Famous Irish chef John Howard’s apple pie and Jameson recipe is a bridal favorite of the Irish, and the perfect fall favors.
The Irish love apple pie! There’s nothing better than the traditional shortcrust apple pie with a dollop of ice cream on the side, just like Mammy made it. However, famous Irish chef John Howard’s Apple and Jameson Pie really takes it to the next level.
What a treat!
jameson and apple pie recipe
– 250g shortcrust pastry
– 50g ground almonds
– 4 large Bramley apples, peeled and diced
– 2 tablespoons of sugar
– 250 ml of cream
– 3 egg yolks
– 50g caster sugar
– A pinch of whiskey
Set the Mark 6 gas oven, 200°C (400°F).
Line four individual pie pans with the batter. Sprinkle some ground almonds on the base of each. Then add the apple and enough sugar to sweeten. Heat the cream. Beat together the egg yolks and sugar. Add the cream and a dash of whiskey. Spoon a little of the cream mixture into each pie. Save the remaining cream. Bake the tartlets for 25 to 35 minutes.

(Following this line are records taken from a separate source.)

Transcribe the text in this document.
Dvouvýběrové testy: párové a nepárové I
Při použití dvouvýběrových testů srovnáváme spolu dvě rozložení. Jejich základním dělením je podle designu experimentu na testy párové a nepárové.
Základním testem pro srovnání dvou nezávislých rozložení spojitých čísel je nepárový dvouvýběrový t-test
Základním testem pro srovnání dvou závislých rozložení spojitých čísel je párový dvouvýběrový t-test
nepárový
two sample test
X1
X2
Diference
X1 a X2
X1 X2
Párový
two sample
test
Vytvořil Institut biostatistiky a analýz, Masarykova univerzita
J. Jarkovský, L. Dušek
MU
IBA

Pour the rest of the cream into a bowl. Place over simmering water. Stir constantly and continue cooking until the cream thickens. Reserve – keep warm
Serve the tart, dusted with icing sugar, with the lukewarm custard. Vanilla ice cream, fine almond cookies, raspberries, etc. are optional.
Chief John Howard
John Howard was quite possibly Ireland’s first famous chef. For 25 years he and his wife, Catherine, ran Le Coq Hardi restaurant in Dublin 4 in 1977. It was one of the best known restaurants in the country. Le Coq Hardi was known for its good food, expensive wine and for being the place where captains of industry dined on lavish expense accounts mixed with a little panky handkerchief.
At the beginning of 2000, he retired, sold the premises to a wine company and moved to Spain to consult Bord Bia.